# στα τέσσερα



## Theseus (Mar 25, 2017)

The words in bold I need help with. At last the very end of the infamous article I have finished!

Όλα υποκοριστικά… ζωούλα, δουλίτσα, σπιτάκι, παιδάκια. Όλα υποκοριστικά, μη τυχόν και τα δουν και *του τα πάρουν.*

ΝΑΙ ΣΕ ΟΛΑ λοιπόν. Αλλά μη λες πως δεν σ’ αρέσει *στα τέσσερα* κι επαναληπτικώς εις αεί.

The first του makes absolutely no sense to me. Does στα τέσσερα here mean 'when you are brought to your knees'. mg::down:


----------



## Themis (Mar 25, 2017)

Theseus said:


> The first του makes absolutely no sense to me. Does στα τέσσερα here mean 'when you are brought to your knees'.


1) from him
2) subdued (clear sexual connotation)


----------



## Theseus (Mar 25, 2017)

Να είσαι καλά, Θέμι.


----------



## daeman (Mar 25, 2017)

Theseus said:


> ...Does στα τέσσερα here mean 'when you are brought to your knees'. mg::down:



(down) on all fours, figuratively, but not in the legal sense.


----------



## Theseus (Mar 25, 2017)

Oops! I didn't think there was any sexual reference in this context....:)


----------



## SBE (Mar 26, 2017)

And of course the correct expression is:
εσαεί= for all time, forever

Another reason to avoid dodgy sites and blogs with bad grammar.


----------



## Theseus (Mar 26, 2017)

Thanks, SBE, as always for your kind but rigorous help....


----------



## SBE (Mar 26, 2017)

I also think that μη τυχόν και τα δουν και του τα πάρουν should be μη τυχόν και τα δουν και *σου* τα πάρουν. Because the text is the author addressing an imaginary person. 
So, unlike my esteemed fellow Lexilogians, I will engage and provide some context, even though we are not in the political section: 

So in the first part the author is deriding the other person for having small/ humble aspirations and expectations and wanting to live the "quiet life"- usually expressed by diminuitives.
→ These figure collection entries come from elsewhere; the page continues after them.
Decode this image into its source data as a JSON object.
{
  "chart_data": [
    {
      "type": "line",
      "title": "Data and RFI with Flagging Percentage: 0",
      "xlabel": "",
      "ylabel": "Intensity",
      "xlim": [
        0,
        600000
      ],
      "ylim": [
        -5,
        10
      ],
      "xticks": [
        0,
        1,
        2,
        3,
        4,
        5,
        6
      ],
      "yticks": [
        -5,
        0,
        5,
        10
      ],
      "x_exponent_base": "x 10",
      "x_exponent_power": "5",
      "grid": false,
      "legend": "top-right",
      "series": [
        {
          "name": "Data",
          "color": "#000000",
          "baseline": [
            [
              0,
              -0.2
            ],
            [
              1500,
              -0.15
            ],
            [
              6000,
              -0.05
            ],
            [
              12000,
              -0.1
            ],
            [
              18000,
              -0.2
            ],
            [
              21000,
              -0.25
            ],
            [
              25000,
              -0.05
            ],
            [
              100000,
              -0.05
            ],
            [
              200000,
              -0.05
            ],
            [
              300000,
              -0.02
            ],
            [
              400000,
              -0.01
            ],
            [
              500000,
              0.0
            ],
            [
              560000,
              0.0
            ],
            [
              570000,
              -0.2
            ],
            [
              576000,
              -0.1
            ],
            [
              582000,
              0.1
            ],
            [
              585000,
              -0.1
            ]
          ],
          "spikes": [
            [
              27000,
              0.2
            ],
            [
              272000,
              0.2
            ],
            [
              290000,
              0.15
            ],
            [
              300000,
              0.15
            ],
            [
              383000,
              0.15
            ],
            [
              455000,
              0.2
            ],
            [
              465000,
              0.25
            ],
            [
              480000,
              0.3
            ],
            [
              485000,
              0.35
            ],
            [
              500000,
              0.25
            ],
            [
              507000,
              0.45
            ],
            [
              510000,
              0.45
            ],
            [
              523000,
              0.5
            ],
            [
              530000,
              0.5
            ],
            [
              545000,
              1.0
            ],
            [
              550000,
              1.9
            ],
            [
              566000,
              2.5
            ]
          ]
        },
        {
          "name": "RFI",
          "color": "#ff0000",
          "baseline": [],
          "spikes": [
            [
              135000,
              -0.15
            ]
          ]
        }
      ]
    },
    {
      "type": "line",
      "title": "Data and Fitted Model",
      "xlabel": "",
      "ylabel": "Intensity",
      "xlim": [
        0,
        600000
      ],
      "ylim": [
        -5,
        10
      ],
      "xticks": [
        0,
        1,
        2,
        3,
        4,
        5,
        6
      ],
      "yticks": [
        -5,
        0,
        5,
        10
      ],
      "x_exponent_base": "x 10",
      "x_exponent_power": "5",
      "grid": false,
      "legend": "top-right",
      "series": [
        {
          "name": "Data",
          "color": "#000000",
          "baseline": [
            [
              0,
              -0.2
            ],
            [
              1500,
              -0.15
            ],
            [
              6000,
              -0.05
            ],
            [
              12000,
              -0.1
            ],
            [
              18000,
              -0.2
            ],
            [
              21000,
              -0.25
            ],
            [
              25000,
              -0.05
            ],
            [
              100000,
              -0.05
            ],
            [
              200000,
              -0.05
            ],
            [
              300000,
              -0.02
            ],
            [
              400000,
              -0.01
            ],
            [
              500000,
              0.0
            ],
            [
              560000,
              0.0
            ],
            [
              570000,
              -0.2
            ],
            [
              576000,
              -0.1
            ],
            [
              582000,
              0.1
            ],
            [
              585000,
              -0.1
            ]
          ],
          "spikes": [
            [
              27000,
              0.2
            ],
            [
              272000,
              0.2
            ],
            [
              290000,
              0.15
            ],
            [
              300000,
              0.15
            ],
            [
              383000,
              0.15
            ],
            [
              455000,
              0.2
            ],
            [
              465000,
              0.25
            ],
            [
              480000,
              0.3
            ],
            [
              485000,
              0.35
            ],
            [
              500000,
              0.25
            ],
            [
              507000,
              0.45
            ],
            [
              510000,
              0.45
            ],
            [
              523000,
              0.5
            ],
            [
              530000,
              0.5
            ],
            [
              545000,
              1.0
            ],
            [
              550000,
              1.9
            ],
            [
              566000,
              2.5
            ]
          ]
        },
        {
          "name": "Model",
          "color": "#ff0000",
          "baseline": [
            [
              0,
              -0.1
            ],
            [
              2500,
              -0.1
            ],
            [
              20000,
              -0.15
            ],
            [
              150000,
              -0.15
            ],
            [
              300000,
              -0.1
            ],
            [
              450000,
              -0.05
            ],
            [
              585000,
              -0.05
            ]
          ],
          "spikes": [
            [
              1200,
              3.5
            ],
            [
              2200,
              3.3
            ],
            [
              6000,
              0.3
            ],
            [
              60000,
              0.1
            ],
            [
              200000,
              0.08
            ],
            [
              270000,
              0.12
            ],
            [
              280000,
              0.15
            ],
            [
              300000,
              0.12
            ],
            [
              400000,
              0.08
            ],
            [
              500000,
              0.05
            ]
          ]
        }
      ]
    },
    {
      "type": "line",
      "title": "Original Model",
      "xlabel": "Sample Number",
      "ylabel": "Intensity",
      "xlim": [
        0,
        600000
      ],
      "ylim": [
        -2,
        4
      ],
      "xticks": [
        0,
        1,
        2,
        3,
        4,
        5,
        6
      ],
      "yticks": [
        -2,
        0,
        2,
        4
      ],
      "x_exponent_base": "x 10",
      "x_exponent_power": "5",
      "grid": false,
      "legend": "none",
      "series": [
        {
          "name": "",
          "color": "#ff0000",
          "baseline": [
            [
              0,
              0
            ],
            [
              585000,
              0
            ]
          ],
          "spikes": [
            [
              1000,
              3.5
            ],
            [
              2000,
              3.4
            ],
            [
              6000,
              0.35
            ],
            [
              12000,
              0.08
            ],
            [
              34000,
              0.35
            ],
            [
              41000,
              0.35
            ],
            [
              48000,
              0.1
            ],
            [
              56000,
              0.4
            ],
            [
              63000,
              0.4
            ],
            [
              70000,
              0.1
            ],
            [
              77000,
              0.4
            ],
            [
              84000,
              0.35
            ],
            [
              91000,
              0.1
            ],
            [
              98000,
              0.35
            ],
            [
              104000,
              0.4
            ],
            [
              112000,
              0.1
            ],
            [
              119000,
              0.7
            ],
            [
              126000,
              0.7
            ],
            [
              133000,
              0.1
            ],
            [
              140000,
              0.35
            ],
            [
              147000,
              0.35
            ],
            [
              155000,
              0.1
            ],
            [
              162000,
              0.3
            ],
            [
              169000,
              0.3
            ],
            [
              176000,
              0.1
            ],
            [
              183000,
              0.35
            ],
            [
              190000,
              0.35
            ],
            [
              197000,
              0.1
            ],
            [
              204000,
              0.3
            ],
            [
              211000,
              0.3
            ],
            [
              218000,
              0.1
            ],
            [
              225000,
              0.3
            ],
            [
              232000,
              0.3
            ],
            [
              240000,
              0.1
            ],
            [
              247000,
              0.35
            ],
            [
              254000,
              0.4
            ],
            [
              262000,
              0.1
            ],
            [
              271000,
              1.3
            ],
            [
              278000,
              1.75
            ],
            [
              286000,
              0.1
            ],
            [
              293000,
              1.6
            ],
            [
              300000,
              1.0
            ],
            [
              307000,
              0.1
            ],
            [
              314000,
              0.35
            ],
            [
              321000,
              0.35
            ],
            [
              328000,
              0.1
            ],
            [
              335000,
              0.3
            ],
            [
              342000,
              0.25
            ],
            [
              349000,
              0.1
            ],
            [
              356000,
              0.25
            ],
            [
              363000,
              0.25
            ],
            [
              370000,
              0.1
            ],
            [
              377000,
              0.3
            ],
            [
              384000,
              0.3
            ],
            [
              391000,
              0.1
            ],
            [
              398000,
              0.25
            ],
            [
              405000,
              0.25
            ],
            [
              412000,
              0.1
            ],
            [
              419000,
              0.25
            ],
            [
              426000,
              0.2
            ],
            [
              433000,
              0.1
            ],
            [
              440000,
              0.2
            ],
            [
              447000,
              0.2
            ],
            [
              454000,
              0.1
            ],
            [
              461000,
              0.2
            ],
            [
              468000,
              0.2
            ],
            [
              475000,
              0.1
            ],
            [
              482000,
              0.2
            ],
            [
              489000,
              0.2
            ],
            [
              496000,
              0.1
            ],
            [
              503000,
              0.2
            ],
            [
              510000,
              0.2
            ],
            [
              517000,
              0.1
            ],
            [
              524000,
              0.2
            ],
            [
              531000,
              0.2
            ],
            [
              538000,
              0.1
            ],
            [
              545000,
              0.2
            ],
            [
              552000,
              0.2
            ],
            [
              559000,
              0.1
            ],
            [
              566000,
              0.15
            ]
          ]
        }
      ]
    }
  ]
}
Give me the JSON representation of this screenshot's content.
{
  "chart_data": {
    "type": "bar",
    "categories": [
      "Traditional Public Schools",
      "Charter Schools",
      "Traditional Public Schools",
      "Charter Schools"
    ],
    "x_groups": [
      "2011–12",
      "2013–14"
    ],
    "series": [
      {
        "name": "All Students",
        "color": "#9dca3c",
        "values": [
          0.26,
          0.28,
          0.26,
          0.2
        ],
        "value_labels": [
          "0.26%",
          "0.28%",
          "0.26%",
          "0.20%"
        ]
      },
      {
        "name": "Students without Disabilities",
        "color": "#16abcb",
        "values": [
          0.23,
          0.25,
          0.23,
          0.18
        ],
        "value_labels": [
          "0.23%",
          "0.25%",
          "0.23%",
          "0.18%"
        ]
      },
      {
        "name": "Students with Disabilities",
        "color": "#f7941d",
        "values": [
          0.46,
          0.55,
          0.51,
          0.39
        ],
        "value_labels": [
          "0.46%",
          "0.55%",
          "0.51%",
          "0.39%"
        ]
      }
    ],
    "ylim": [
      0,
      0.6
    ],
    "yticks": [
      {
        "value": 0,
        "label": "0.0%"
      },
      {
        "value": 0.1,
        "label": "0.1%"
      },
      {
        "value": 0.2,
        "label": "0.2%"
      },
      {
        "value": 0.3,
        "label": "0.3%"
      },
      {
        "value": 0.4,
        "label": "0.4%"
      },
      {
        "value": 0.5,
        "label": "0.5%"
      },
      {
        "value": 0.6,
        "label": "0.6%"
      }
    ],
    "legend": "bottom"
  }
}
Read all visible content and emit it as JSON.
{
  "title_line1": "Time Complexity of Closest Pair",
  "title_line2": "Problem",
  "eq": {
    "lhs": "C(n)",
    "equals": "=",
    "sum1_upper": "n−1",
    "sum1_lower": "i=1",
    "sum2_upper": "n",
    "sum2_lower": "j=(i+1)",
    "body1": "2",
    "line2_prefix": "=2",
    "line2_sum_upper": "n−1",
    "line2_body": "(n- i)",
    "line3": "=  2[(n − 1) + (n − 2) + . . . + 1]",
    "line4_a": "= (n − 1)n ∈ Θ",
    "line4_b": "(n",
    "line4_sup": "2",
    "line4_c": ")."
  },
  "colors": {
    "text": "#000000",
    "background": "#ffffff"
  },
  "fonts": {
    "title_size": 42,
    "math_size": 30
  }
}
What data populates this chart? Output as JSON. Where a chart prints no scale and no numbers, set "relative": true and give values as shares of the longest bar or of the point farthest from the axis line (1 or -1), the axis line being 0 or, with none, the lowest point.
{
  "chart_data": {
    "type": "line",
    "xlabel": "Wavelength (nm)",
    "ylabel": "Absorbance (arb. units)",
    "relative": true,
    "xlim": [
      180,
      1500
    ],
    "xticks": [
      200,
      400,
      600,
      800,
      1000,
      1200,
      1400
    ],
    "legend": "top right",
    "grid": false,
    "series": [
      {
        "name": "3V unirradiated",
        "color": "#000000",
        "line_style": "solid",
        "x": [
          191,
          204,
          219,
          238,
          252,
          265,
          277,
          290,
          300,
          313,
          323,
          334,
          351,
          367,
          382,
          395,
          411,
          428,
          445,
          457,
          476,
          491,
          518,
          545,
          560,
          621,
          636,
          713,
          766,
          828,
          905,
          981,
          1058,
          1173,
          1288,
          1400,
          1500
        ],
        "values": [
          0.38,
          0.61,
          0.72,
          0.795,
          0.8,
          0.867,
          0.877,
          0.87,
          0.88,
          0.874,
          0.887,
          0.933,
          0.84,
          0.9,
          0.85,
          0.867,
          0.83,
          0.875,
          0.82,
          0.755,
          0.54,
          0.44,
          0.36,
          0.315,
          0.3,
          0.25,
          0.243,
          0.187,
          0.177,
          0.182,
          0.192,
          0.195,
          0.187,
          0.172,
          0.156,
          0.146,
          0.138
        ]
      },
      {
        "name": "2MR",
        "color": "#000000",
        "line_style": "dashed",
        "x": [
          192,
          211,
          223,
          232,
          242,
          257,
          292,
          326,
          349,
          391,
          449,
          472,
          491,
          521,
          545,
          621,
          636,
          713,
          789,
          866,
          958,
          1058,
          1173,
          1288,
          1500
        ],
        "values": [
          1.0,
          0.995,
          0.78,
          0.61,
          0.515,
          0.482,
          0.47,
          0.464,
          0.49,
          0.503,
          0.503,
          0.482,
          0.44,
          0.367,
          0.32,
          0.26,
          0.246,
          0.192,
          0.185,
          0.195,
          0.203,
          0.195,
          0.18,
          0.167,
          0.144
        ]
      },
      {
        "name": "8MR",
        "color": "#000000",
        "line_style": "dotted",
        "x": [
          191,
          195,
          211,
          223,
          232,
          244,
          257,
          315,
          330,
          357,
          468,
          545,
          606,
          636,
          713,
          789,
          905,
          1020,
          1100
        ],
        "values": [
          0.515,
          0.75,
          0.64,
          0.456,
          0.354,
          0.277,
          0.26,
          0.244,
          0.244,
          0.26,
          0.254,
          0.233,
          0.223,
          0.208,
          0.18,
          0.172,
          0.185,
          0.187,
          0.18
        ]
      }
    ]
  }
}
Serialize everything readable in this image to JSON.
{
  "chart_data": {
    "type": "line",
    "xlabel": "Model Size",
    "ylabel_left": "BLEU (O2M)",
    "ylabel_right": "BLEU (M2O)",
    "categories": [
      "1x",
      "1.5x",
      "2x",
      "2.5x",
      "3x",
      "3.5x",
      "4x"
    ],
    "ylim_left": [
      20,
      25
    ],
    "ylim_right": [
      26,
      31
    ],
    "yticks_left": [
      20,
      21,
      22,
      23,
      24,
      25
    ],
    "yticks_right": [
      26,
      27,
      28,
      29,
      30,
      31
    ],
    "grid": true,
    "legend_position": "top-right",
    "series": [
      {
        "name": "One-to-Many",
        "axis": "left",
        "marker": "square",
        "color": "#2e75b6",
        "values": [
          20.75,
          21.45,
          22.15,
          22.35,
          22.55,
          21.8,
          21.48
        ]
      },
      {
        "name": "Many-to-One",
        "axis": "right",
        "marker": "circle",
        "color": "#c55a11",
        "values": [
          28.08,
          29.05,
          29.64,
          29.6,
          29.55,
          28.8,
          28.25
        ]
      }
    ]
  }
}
For example everyone in Greece aspires to ένα σπιτάκι, even if said house is a mansion. Earion said a couple of months ago in another discussion that this humble vocabulary is religious in origin, which I had never thought of before- I always put it down to the hypocrisy of the haves who want to appear equal to the have-not's.

In the second part the writer uses an expression that became part of the political vocabulary in Greece around the time of the article, when the deputy PM used it in parliament to describe the negotiation tactics of his predecessors and was then used by certain MPs as a war cry against those who disagreed with them, and eventually by the general public. 

Hopefully this context will give you an idea of what the ramblings of the author are about. And I shall digress with half a political comment (you can fill in the other half): Theseus, you said the other day you had not realised how bad the financial situation was in Greece. I hope you can now see that the financial problem is not the most serious problem, because it will some day go away.


----------



## Theseus (Mar 26, 2017)

Thanks, SBE. I can guess the other half.mg::huh:


----------



## Earion (Mar 29, 2017)

SBE said:


> Earion said a couple of months ago in another discussion that this humble vocabulary is religious in origin, which I had never thought of before.



Me neither! mg: Where? When?


----------



## SBE (Mar 29, 2017)

Νομίζω σε συζήτηση για το ότι οι Έλληνες μια ζωή λένε ότι δεν πανε καλά και ας τα λέμε καλά κλπ.


----------